2.1. Noninvasively measure and quantitate vascular diameter in the healthy mouse kidney.
2.2. Determine the effects of vascular remodeling on apparent vessel diameter in the eNOS-/- mouse.
Hypotheses: i) 3D MRI can be used to accurately measure and map vascular diameter and density in healthy mice and ii) Microvascular pathology can be detected in eNOS-/- mice with abnormal vascular development.
SA 3: Develop MRI markers of tubulointerstitial pathology in mouse models of kidney disease
Rationale: The loss of nephron mass and filtration are the basis for loss of renal function in CKD. This loss is followed by development of interstitial and tubular fibrosis. There are currently no techniques to detect early microstructural changes associated with nephron loss and fibrosis. Here we propose and validate an MRI technique based on non-Gaussian diffusion-weighted MRI (DWI) that is sensitive to tissue water compartmentation and renal cortical and medullary interstitial damage. We apply this technique to investigate the folate toxicity model of interstitial fibrosis, and compare the results to site-specific histology.

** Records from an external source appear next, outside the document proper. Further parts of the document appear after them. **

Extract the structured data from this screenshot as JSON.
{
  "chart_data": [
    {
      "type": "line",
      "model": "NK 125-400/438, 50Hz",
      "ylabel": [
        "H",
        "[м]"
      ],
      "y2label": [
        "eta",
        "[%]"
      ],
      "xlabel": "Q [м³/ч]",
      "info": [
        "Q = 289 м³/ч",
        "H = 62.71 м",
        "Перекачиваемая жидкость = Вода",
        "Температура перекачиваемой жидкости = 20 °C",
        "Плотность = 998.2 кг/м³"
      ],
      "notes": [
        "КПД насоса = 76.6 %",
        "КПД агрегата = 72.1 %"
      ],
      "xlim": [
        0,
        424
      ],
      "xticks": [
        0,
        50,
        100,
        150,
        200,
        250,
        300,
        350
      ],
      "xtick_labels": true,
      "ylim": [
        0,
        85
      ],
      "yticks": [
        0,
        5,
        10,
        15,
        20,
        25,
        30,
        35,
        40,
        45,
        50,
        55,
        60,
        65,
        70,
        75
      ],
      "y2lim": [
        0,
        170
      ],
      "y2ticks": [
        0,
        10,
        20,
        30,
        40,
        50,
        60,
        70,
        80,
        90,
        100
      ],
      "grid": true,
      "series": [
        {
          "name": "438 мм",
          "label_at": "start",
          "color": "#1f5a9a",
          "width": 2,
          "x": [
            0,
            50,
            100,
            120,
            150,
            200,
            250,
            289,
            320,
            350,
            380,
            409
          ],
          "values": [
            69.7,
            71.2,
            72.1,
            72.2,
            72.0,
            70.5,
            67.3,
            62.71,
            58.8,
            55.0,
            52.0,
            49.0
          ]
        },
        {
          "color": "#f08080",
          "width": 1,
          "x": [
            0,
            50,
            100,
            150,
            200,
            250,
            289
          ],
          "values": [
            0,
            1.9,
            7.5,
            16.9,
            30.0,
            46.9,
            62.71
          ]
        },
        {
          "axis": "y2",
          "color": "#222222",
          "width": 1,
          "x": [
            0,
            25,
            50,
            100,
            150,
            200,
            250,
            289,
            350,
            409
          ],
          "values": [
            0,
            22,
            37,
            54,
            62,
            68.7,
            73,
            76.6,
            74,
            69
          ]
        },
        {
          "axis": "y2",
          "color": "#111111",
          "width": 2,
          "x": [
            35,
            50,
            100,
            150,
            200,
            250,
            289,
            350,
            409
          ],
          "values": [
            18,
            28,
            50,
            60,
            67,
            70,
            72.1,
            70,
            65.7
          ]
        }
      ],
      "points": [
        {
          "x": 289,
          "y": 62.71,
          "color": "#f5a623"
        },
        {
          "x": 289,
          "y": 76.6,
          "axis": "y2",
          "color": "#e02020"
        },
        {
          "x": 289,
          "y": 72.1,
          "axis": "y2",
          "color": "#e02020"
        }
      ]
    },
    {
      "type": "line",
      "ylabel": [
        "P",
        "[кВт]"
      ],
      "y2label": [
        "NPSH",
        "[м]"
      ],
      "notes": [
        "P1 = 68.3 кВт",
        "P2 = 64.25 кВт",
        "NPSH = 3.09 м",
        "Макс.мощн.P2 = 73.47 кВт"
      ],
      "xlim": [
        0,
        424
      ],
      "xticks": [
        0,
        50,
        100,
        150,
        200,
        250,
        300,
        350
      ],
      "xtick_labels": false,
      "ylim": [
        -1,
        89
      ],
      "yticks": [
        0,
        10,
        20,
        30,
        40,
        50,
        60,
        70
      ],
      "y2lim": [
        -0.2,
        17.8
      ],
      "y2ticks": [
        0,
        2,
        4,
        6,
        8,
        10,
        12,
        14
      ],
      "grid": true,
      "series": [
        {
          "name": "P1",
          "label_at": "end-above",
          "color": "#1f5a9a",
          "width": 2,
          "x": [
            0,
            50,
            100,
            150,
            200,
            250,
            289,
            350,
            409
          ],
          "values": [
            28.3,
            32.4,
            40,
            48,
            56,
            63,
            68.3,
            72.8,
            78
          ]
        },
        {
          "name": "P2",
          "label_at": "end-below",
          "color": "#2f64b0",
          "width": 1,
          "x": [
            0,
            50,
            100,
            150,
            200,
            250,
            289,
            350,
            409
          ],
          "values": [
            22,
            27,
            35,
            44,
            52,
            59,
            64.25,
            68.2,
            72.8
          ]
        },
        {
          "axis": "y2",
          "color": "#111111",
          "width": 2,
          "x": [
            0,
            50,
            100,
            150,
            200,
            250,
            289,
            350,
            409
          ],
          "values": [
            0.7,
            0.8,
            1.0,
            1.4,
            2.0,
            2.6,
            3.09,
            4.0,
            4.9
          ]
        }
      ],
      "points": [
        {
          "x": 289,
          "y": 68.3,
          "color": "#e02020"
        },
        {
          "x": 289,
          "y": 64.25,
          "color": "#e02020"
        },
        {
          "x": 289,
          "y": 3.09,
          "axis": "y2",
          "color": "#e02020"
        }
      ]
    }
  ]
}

3.1. Noninvasively measure and quantitate vascular diameter in the healthy mouse kidney.
3.2. Quantitate the effects of folate toxicity on water compartmentalization in the mouse.
Hypothesis: Diffusion-weighted MRI can accurately detect early microstructural tubulointerstitial damage associated with nephron loss and tubulointerstitial fibrosis.
The selected mouse models have unique and specific features of human renal disease. We have designed this proposal to use these cleaner mouse models to deconstruct the heterogeneous components seen in human renal disease. At the conclusion of this project we will have the first comprehensive MRI-based evaluation of each compartment of the kidney, powerful data to inform the translation of these MRI-based biomarkers to improve human renal disease.